Eleuthera

April 4 – April 11.

Looking south in Rock Sound Harbor.

You’ll be happy to know that Eleuthera Island is as long, beautiful, and friendly as it was last year. Having been to the Glass Window, Cow and Bull rocks, Queen’s Baths, Gregorytown and Hatchet Bay last season, we skipped these spots for new places. We didn’t make many new Bahamian acquaintances, but did meet and reunite with some cruisers.

We shared Rock Sound with a dozen other boats that shifted around the harbor as the winds clocked through another big cold front. This front brought almost twenty hours of rainy, stormy weather.

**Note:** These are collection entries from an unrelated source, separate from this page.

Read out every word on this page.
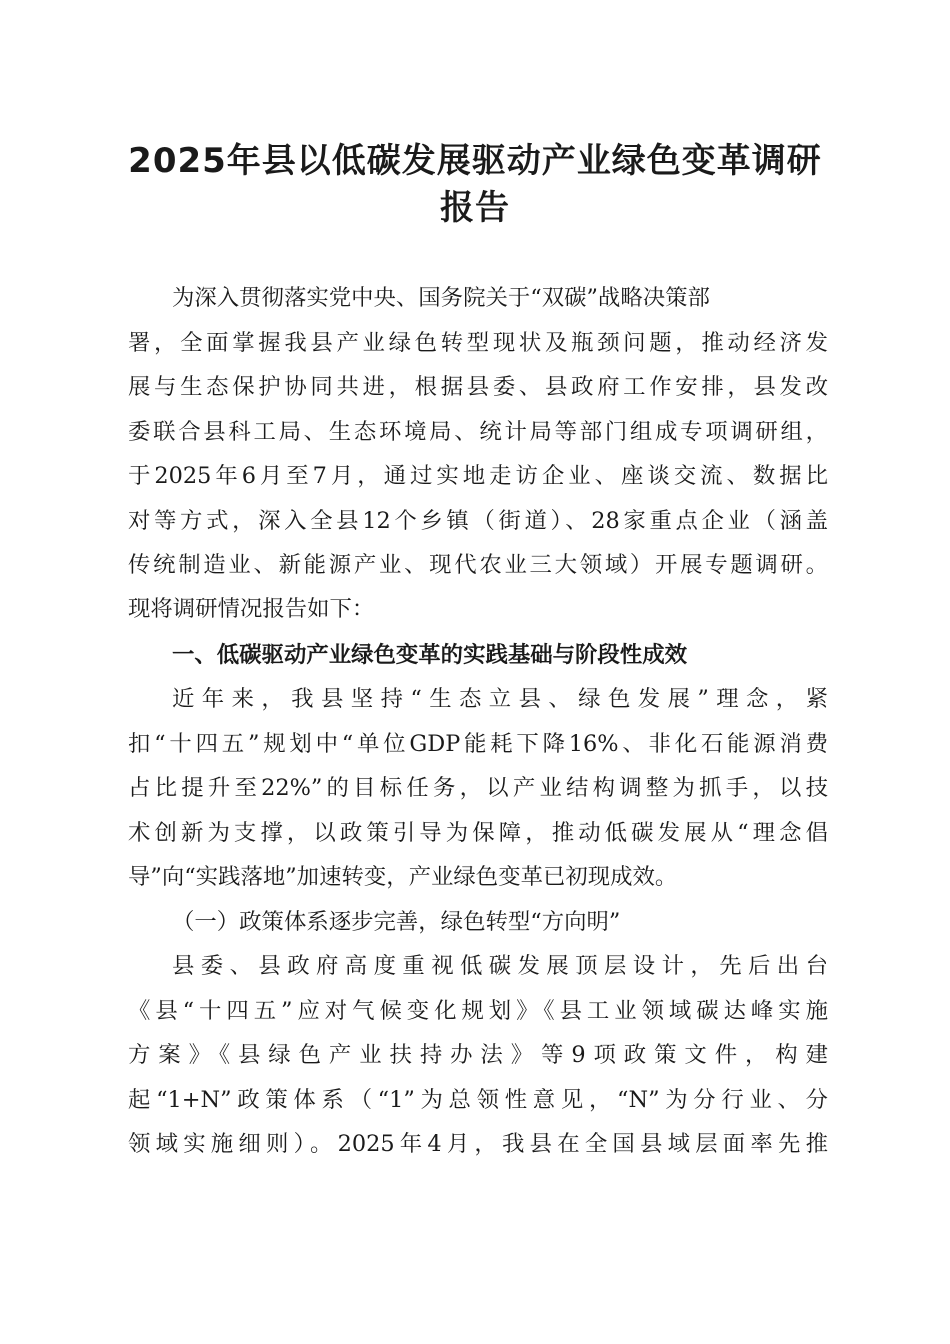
2025年县以低碳发展驱动产业绿色变革调研
报告

为深入贯彻落实党中央、国务院关于“双碳”战略决策部

署，全面掌握我县产业绿色转型现状及瓶颈问题，推动经济发

展与生态保护协同共进，根据县委、县政府工作安排，县发改

委联合县科工局、生态环境局、统计局等部门组成专项调研组，

于2025年6月至7月，通过实地走访企业、座谈交流、数据比

对等方式，深入全县12个乡镇（街道）、28家重点企业（涵盖

传统制造业、新能源产业、现代农业三大领域）开展专题调研。

现将调研情况报告如下：

一、低碳驱动产业绿色变革的实践基础与阶段性成效

近年来，我县坚持“生态立县、绿色发展”理念，紧

扣“十四五”规划中“单位GDP能耗下降16%、非化石能源消费

占比提升至22%”的目标任务，以产业结构调整为抓手，以技

术创新为支撑，以政策引导为保障，推动低碳发展从“理念倡

导”向“实践落地”加速转变，产业绿色变革已初现成效。

（一）政策体系逐步完善，绿色转型“方向明”

县委、县政府高度重视低碳发展顶层设计，先后出台

《县“十四五”应对气候变化规划》《县工业领域碳达峰实施

方案》《县绿色产业扶持办法》等9项政策文件，构建

起“1+N”政策体系（“1”为总领性意见，“N”为分行业、分

领域实施细则）。2025年4月，我县在全国县域层面率先推
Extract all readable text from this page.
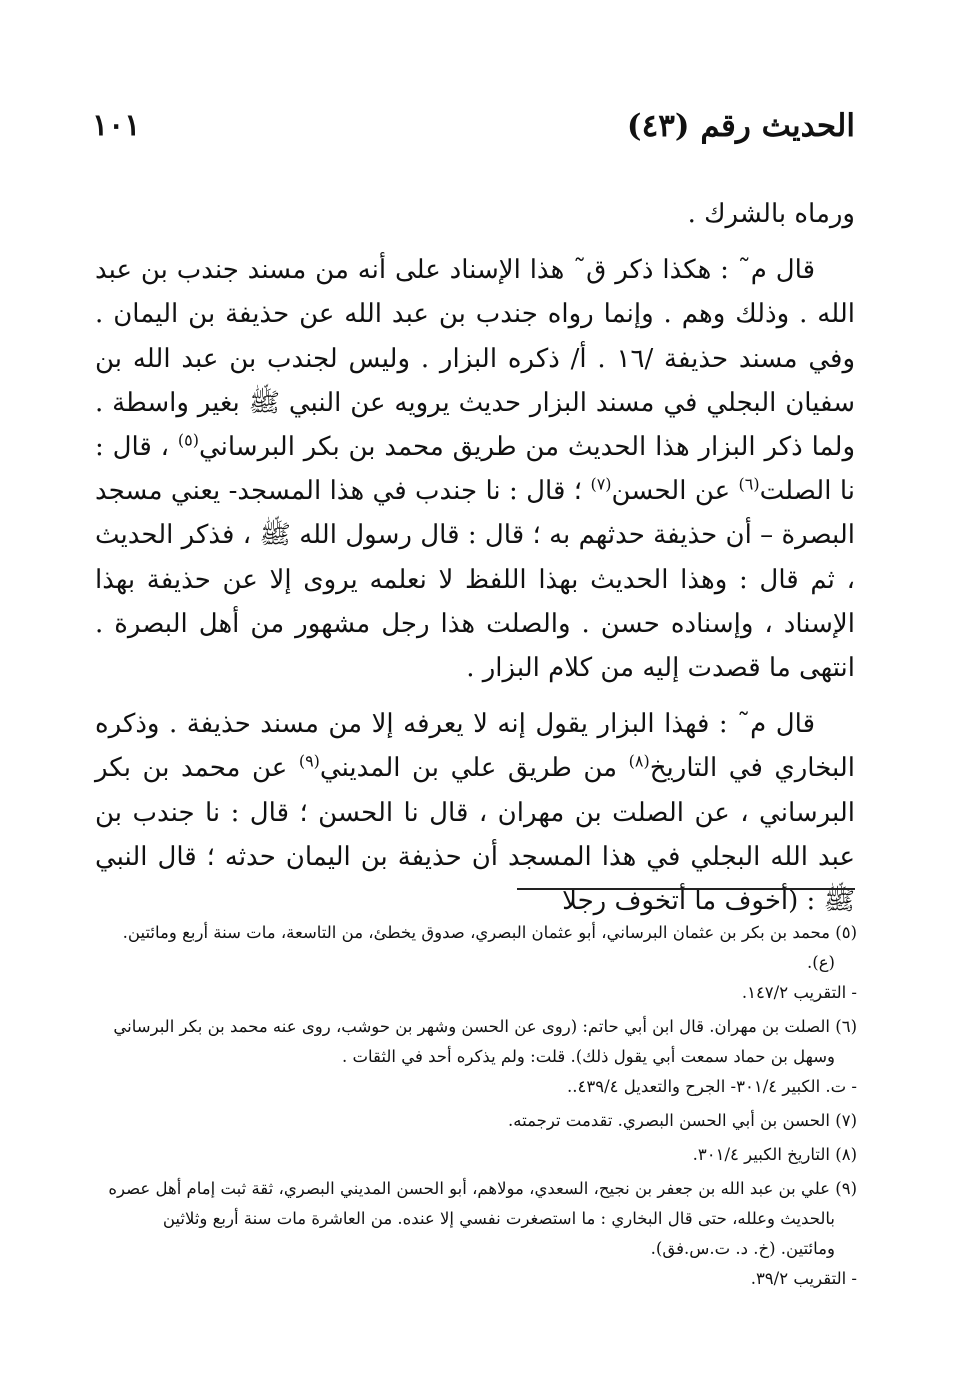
الحديث رقم (٤٣)
١٠١

ورماه بالشرك .

قال م˜ : هكذا ذكر ق˜ هذا الإسناد على أنه من مسند جندب بن عبد الله . وذلك وهم . وإنما رواه جندب بن عبد الله عن حذيفة بن اليمان . وفي مسند حذيفة /١٦ . أ/ ذكره البزار . وليس لجندب بن عبد الله بن سفيان البجلي في مسند البزار حديث يرويه عن النبي ﷺ بغير واسطة . ولما ذكر البزار هذا الحديث من طريق محمد بن بكر البرساني$^{(٥)}$ ، قال : نا الصلت$^{(٦)}$ عن الحسن$^{(٧)}$ ؛ قال : نا جندب في هذا المسجد- يعني مسجد البصرة – أن حذيفة حدثهم به ؛ قال : قال رسول الله ﷺ ، فذكر الحديث ، ثم قال : وهذا الحديث بهذا اللفظ لا نعلمه يروى إلا عن حذيفة بهذا الإسناد ، وإسناده حسن . والصلت هذا رجل مشهور من أهل البصرة . انتهى ما قصدت إليه من كلام البزار .

قال م˜ : فهذا البزار يقول إنه لا يعرفه إلا من مسند حذيفة . وذكره البخاري في التاريخ$^{(٨)}$ من طريق علي بن المديني$^{(٩)}$ عن محمد بن بكر البرساني ، عن الصلت بن مهران ، قال نا الحسن ؛ قال : نا جندب بن عبد الله البجلي في هذا المسجد أن حذيفة بن اليمان حدثه ؛ قال النبي ﷺ : (أخوف ما أتخوف رجلا

(٥) محمد بن بكر بن عثمان البرساني، أبو عثمان البصري، صدوق يخطئ، من التاسعة، مات سنة أربع ومائتين.
(ع).
- التقريب ١٤٧/٢.
(٦) الصلت بن مهران. قال ابن أبي حاتم: (روى عن الحسن وشهر بن حوشب، روى عنه محمد بن بكر البرساني
وسهل بن حماد سمعت أبي يقول ذلك). قلت: ولم يذكره أحد في الثقات .
- ت. الكبير ٣٠١/٤- الجرح والتعديل ٤٣٩/٤..
(٧) الحسن بن أبي الحسن البصري. تقدمت ترجمته.
(٨) التاريخ الكبير ٣٠١/٤.
(٩) علي بن عبد الله بن جعفر بن نجيح، السعدي، مولاهم، أبو الحسن المديني البصري، ثقة ثبت إمام أهل عصره
بالحديث وعلله، حتى قال البخاري : ما استصغرت نفسي إلا عنده. من العاشرة مات سنة أربع وثلاثين
ومائتين. (خ. د. ت.س.فق).
- التقريب ٣٩/٢.
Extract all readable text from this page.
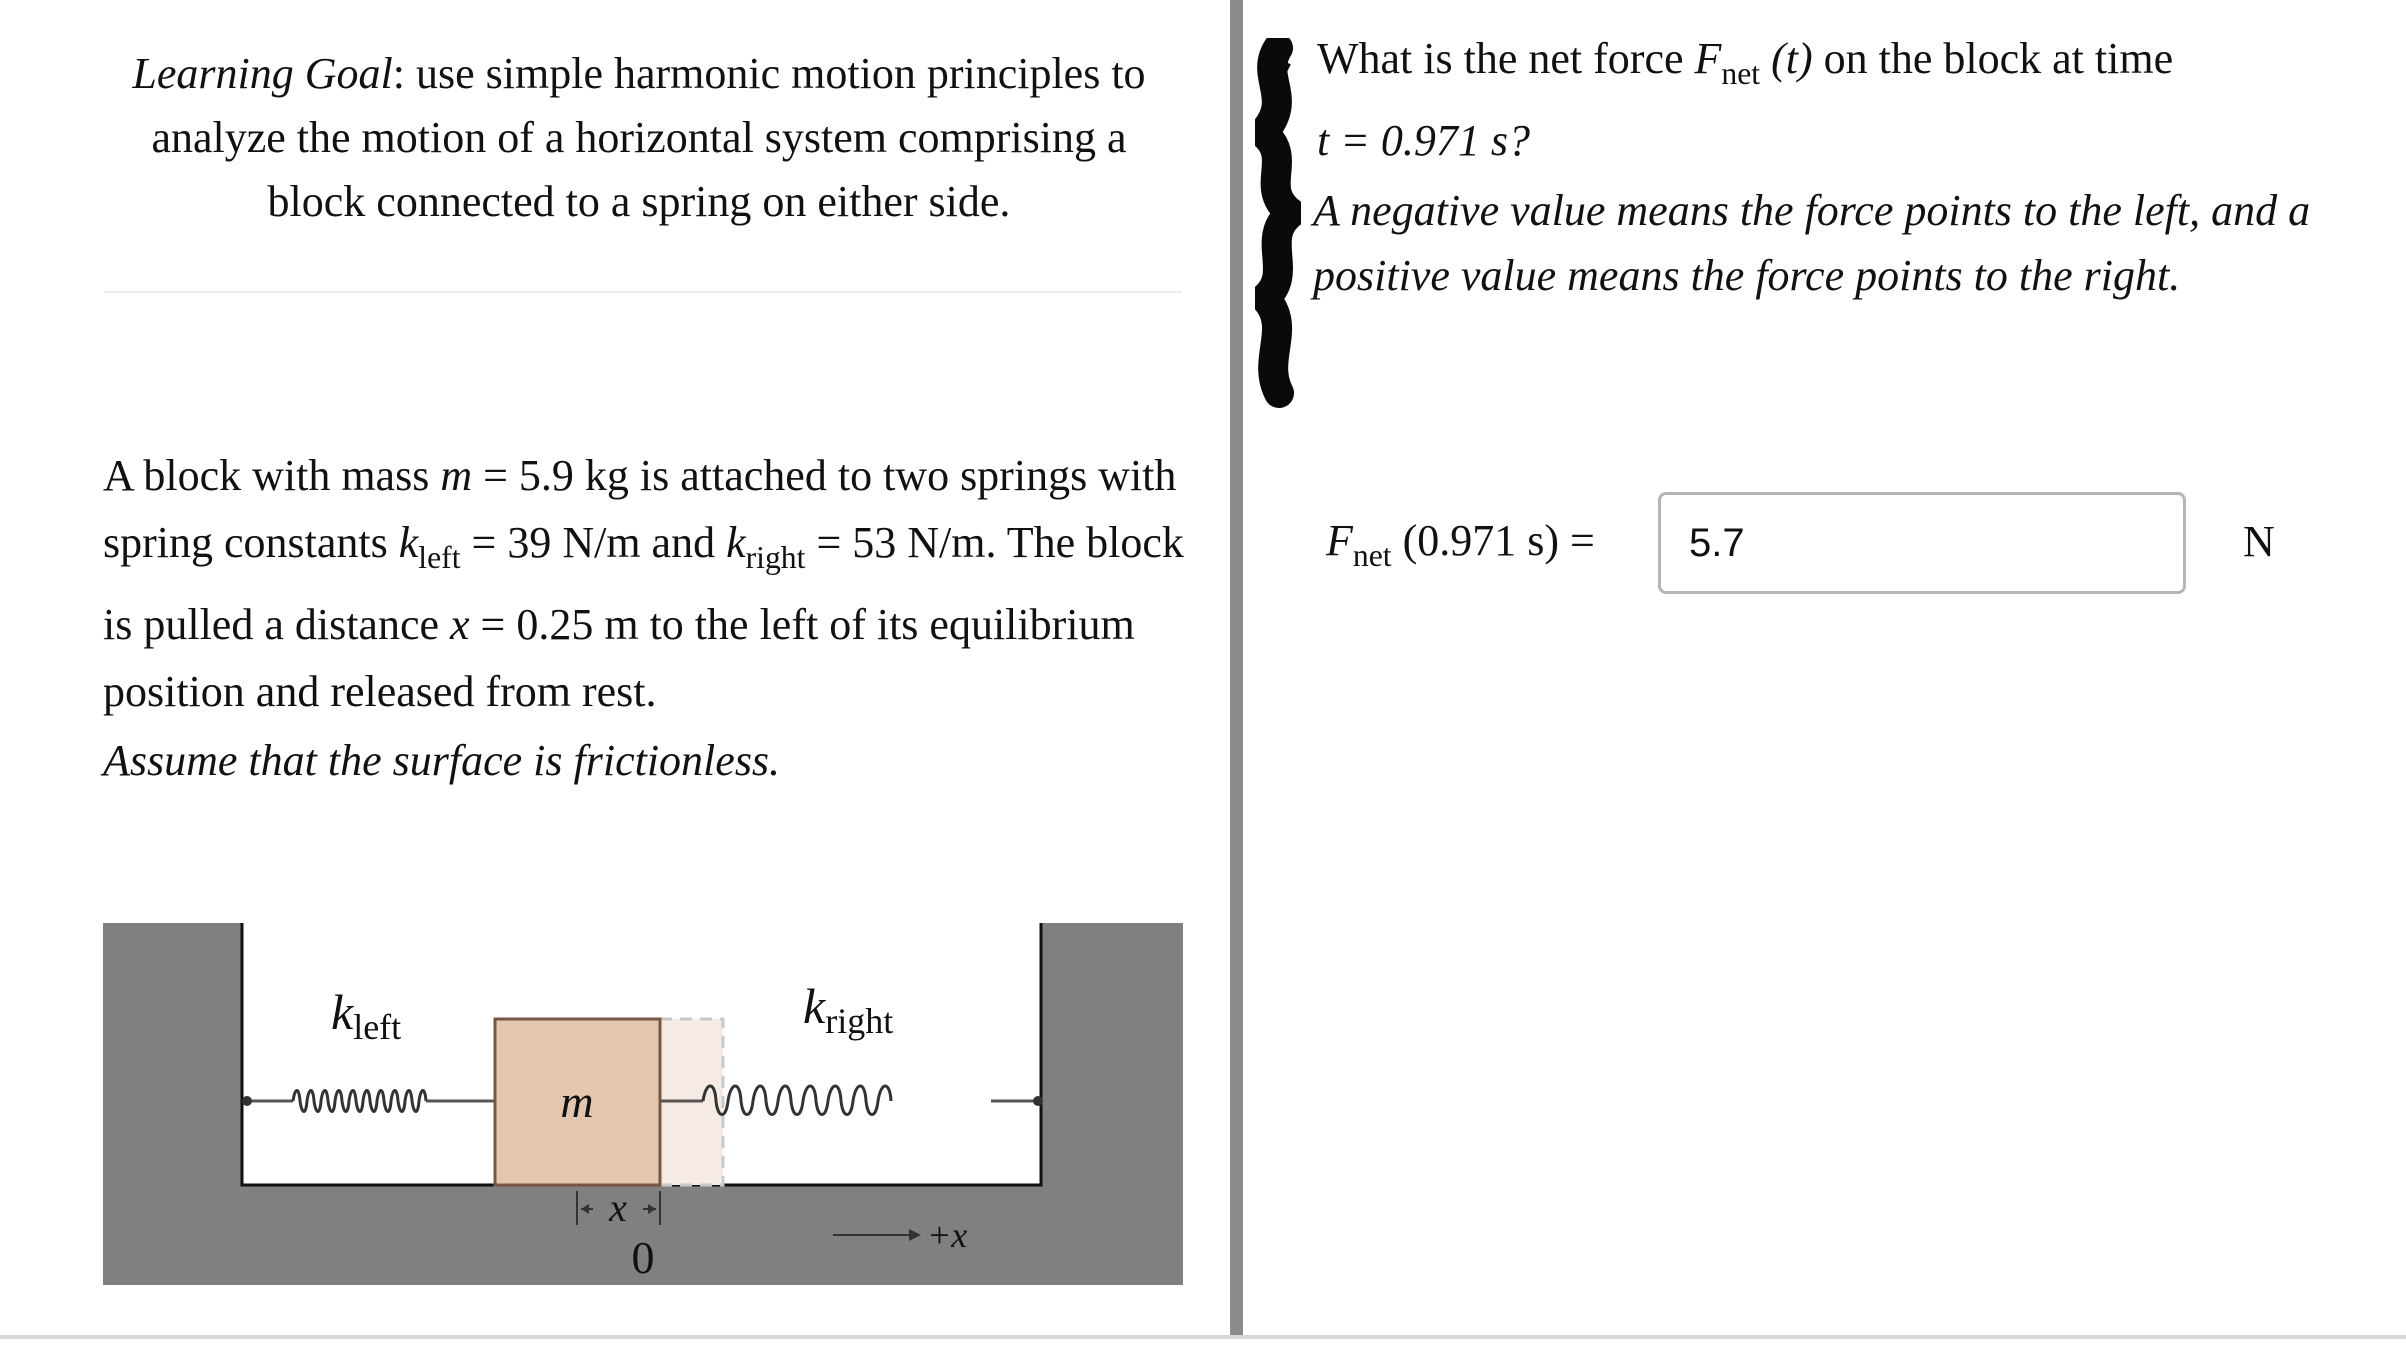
Learning Goal: use simple harmonic motion principles to analyze the motion of a horizontal system comprising a block connected to a spring on either side.
A block with mass m = 5.9 kg is attached to two springs with spring constants $k_{left} = 39$ N/m and $k_{right} = 53$ N/m. The block is pulled a distance x = 0.25 m to the left of its equilibrium position and released from rest.
Assume that the surface is frictionless.
m
$k_{left}$	$k_{right}$
x
0	+x
What is the net force $F_{net}$ (t) on the block at time
t = 0.971 s?
A negative value means the force points to the left, and a positive value means the force points to the right.
$F_{net}$ (0.971 s) =
5.7	N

It was still nasty the morning of Saturday the 6th, but we had seen a flyer for a Goombay festival, so we set out beating into the wind for Governor’s Harbor 20 miles to the north. We arrived to hear that the festival itself was canceled. Bu we did find that food was still being cooked. The ladies in the two story green house on Cupid’s Cay (you can’t miss it) were cooking chicken, steak, and sides. We scored some rice and (pigeon) peas, and mac and cheese. They make lunch out front every day, so stop by for some good eats.

Walking back along the shore we saw Apres Ski, a sailboat from Stuart, FL. We had met Kevin and Chris last season so we pulled out the hand-held VHF radio and hailed them. They invited us by for happy hour. Who could refuse that?

The next day we hiked over two miles to the Levy Preserve (see pictures). Thankfully the Beach House restaurant was there for a rest stop about halfway on our walk back. The area seemed full of tourists and devoid of natives. No one offered us a ride all day.

Monday we sailed back south six miles to Ten Bay, pulling up beside Apres Ski. Chris and Kevin joined us on Blue Wing for pizza night, great conversation, and a few uke songs. We look forward to hanging out with them when we all get back to Stuart.

After snorkeling on Tuesday morning we sailed up to another scenic beach anchorage at Alabaster Bay.

OK. So we’re officially through with all this foolishness of close hauling all day into the wind for some event, then back tracking (into the wind) to see some new place. From here on we’re making our way back using the prevailing winds.

So it’s up early, sail off the anchor with following winds for Current Cut. After 15 miles of trying to keep the wind over her right shoulder with three foot rollers coming from behind, Duwan decided it was my turn. We jibed and I tried to keep the wind over my left shoulder for another 15 before we dropped sails to go through the cut.

We wrote about the cut last year. Then we considered it wise to go through at high tide when the surrounding shallows weren’t so shallow and the current is slack. We have anchored on either side of the cut carefully watching floating objects to time the tide perfectly. We’ve taken the hair raising sharp turn avoiding rock and sand bars. This time we chose an approach with no sharp turn. We widened our window to five hours, and we shot through that sucker with good steerage making at least ten knots by the time we reached the other side. Here we found a nice calm sandy bottomed parking spot in the lee of Current Settlement.

The raft An-Tiki in Governor’s Harbor. Anthony Smith realized his dream of sailing across the Atlantic in 2011 at the age of 85. He and a crew of three elderly volunteers sailed from The Canary Islands to St. Maarten. In 2012 he sailed the raft to Eleuthera.

The platform is kept afloat by gas pipes. The masts are telegraph poles. The hut has two bunks and a gas stove. There are solar panels on the port side.

Waterfall near visitor’s center at Levy Preserve. The 25 acre preserve is part of the Bahamas National Trust. It is dedicated to the preservation of native species of plants, with a focus on the plants used in bush medicine. A mile long trail winds through mangroves and coppice forest to an observation tower. (Coppice is the practice of cutting off trees and allowing regrowth from the stumps.)

Mangrove path in Levy Preserve. I think this is our first dry-footed walk through a mangrove swamp.

Scurgeons Needle cactus.

Sword bush used for coughs and colds.

Leaf of Life. Soak crushed leaves in water overnight. Good for asthma.

Aloe Vera.

Christmas Orchid.

This Swollen Wild Pine orchid clings to the side of a tree.

View of the Atlantic from tiki bar at Beach House restaurant near Governor’s Harbor.

Couldn’t resist walking up for a chat with Court and Candy on their McGregor sailing vessel Gypsy Rose. With her retractable 6 ft keel, Gypsy Rose can be beached anywhere in the Bahamas.

Kevin and Chris on Blue Wing for pizza night.

View of south end of Alabaster Bay.

Looking East through Current Cut. Deep water is on the left. Hard shallow bar is on the right bordered by string of rocks in the distance.

Looking west through narrow end of Current Cut. This shortcut saves over seven miles over the alternative Fleeming Channel to the west. Hard to tell from the pic, but at mid-tide the water is really coursing through here.